Short-tailed bat

Lesser short-tailed bat. Photo: Colin O'Donnell.
Lesser short-tailed bat

There are two species of short-tailed bat.

The greater short-tailed bat (Mystacina robusta) was found on two islands off Stewart Island but following an invasion of ship rats, it was last sighted in 1967 and is probably extinct.

The endangered lesser short-tailed bat (M. tuberculata) is an ancient species unique to New Zealand and is found only at a few scattered sites.

The lesser short-tailed bat is divided into three sub-species:

  • The kauri forest short-tailed bat - found only at two sites in Northland and one on Little Barrier Island
  • The volcanic plateau short-tailed bat - known from Northland, the central North Island and Taranaki
  • The southern short-tailed bat - found on Codfish Island and in the northwest Nelson and Fiordland areas.

It is the only member of its family, Mystacinidae, known to still survive. In 2012, the Department of Conservation listed the northern and southern subspecies as ‘nationally endangered’ and the central North Island subspecies as ‘declining’.

Short-tailed bat amongst a cluster. Photo: B.D. Lloyd.
Lesser short-tailed bat

Waiohine bats in Tararua Forest Park

A colony of around 300 short-tailed bats was found in the Waiohine Valley of the Tararua Forest Park in the late 1990s.

The only known population of short-tailed bats in the southern North Island, it is thought they are related to both the volcanic plateau and the southern short-tailed bats.

They became isolated during a glacial period in the centre of the North Island, and through volcanic activity, more than 90,000 years ago. 

Find out more about the Waiohine bats in Tararua Forest Park.

Facts about short-tailed bats

Short-tailed bats weigh around 12-15 grams, they have large pointed ears and a free tail. They are a mousy-grey colour.

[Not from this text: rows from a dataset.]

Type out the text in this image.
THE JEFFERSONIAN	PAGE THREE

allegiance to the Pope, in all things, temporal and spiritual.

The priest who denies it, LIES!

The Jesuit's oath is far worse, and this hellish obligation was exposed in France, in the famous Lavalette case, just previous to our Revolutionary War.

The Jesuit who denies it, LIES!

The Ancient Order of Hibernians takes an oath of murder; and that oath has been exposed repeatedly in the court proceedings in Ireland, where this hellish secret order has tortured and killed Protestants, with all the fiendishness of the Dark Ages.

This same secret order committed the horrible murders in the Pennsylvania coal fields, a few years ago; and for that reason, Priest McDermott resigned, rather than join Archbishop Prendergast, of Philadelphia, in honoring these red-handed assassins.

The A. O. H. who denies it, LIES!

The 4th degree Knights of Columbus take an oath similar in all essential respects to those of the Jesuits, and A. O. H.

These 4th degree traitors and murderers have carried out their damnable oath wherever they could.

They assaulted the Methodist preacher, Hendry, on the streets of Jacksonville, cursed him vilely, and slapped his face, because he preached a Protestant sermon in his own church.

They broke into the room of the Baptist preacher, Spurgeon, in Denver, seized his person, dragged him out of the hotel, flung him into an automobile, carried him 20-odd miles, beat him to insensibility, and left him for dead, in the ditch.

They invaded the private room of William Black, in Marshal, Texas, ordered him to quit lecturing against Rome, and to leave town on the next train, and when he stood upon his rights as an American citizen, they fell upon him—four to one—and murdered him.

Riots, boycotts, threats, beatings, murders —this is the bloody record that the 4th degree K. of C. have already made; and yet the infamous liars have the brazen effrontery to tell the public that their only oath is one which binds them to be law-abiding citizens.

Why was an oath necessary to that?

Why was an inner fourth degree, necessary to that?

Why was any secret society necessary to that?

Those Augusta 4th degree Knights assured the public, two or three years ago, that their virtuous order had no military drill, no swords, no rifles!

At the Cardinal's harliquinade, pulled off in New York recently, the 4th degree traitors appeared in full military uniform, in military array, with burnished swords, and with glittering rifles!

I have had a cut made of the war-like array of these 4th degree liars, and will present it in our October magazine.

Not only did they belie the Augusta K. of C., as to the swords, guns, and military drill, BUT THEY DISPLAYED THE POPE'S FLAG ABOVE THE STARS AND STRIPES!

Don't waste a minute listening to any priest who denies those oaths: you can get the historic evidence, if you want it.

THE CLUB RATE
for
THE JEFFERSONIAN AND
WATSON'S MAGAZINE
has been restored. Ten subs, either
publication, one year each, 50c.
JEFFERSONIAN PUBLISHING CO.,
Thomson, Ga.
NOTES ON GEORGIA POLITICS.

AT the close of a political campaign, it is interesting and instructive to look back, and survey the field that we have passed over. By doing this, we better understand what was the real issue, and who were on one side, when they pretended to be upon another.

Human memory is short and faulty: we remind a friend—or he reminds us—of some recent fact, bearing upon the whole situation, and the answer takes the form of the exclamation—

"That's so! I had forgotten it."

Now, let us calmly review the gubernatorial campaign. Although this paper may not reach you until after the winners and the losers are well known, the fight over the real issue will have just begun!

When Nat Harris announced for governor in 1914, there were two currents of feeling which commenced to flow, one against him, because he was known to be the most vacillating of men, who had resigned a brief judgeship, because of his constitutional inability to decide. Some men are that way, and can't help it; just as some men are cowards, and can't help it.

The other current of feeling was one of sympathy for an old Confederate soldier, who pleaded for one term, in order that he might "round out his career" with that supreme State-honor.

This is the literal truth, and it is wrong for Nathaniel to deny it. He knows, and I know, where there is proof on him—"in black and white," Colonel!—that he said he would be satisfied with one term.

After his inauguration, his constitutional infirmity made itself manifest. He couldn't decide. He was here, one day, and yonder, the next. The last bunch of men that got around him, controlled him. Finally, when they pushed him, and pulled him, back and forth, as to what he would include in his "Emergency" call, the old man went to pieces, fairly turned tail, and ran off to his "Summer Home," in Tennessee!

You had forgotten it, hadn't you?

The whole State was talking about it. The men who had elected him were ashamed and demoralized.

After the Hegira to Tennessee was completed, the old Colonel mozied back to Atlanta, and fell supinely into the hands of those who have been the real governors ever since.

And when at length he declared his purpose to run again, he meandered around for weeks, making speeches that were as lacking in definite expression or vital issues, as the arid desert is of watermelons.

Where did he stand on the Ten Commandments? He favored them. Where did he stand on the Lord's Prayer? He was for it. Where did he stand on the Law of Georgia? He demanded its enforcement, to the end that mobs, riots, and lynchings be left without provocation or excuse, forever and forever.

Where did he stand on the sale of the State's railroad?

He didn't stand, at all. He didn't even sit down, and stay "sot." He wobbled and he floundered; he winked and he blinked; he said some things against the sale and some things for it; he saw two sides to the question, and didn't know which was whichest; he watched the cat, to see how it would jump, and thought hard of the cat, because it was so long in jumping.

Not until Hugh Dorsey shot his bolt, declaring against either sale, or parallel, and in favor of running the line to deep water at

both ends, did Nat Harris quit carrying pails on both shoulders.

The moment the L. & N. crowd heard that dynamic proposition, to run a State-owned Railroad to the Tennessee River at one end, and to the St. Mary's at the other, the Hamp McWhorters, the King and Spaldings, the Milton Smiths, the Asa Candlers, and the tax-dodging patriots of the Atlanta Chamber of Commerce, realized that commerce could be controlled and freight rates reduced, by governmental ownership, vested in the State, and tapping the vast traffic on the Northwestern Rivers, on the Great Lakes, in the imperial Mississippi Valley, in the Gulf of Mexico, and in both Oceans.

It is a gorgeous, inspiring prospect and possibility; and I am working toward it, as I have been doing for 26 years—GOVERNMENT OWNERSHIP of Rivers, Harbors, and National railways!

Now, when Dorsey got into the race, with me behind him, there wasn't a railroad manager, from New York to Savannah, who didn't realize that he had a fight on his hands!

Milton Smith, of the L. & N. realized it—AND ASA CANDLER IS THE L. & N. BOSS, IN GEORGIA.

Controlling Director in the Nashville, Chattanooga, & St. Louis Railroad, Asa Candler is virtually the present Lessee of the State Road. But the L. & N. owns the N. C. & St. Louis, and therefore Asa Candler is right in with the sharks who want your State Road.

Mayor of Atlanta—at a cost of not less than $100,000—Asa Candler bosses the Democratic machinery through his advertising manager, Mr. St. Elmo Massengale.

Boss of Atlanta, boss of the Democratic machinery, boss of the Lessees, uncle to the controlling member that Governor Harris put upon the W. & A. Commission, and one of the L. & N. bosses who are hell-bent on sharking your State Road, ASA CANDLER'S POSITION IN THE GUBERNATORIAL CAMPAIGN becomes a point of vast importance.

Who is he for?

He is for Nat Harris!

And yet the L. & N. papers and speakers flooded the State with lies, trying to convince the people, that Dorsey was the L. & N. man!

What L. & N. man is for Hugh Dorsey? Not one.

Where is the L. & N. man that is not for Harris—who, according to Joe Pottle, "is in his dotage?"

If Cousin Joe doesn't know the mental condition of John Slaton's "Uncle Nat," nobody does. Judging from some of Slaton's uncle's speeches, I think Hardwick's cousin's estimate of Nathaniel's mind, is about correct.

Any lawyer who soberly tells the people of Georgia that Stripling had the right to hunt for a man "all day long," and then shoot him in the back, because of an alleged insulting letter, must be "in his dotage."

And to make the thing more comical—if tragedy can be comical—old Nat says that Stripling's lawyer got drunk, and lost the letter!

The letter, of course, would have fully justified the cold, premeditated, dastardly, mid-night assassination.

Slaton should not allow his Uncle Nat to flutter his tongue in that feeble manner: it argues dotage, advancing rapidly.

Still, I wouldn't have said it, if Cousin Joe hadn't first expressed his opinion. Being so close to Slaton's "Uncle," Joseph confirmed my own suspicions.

Unlike most bats, which catch their prey in the air, the short-tailed bat has adapted to ground hunting. It is one of the few bats in the world which spends large amounts of time on the forest floor, using its folded wings as `front limbs' for scrambling around.

Short-tailed bat taking flax flower nectar. Photo: B.D.Lloyd.
Short-tailed bat taking flax flower nectar

Short-tailed bats are found in indigenous forests where they roost, singly or communally, in hollow trees. Thought to be a lek breeder, the male bats compete for traditional `singing' posts and `sing' to attract a female.

The bats go into a 'torpor' in cold weather and stay in their roosts. They wake up as soon as the weather becomes warmer.

Their diet consists of insects, fruit, nectar and pollen. The short-tailed bats are thought to be an important pollinator of the Dactylanthus or woodrose. This is a threatened parasitic plant which grows on the roots of trees on the forest floor.


Factors thought to have caused the bats decline include habitat loss (clearing of land for farming or the logging of native forest), introduced predators such as rats, stoats and cats and the disturbance of roosts.

New Zealand's bats are rapidly heading towards extinction caused by rat plagues.

Watch a video that explains how 1080 is helping to protect our native bats.

DOC's work with the short-tailed bat

The Department of Conservation's bat (pekapeka) recovery plan has a goal of conserving all bat sub-species throughout their present range and establishing new populations where possible.

Bat (pekapeka) Theatened Species Recovery Plan 15 (PDF, 367K)

Surveys are being undertaken in many areas to determine the present distribution of the two bat species.

Bats are located by searching with an electronic 'bat box', a small black box that can pick up high frequency echo-location calls.

Short tailed bat, close up, Codfish Island. Photographer: B.D.Lloyd.
Short-tailed bat, Codfish Island

There are encouraging signs that bats are more numerous and widespread than previously thought. There has been recent confirmation that the short-tailed bat survives in Kahurangi National Park and the Nelson region of the South Island. It was previously thought to be extinct in the South Island.

Research is revealing the complex social systems of short-tailed and long-tailed bats, with both bats using a series of communal and solitary day-time roosts.

Eglinton Valley monitoring

The South Island lesser short-tailed bat is ranked by the Department of Conservation as nationally endangered. The population in the Eglinton Valley in Southland is one of only two known populations of lesser short-tailed bats on mainland South Island.

Read a report outlining the results of the January 2012 field season, shows the population trends gathered to date and lists recommendations for 2013 and the future.

Eglinton Valley lesser short-tailed bat monitoring programme 2012 (PDF, 2960K)

You can help

Protect native forest in your area. This will assist other species as well as bats. If you are a back-country user, farmer, or belong to a conservation group, become involved in bat spotting and assist the department in determining bat distribution throughout New Zealand.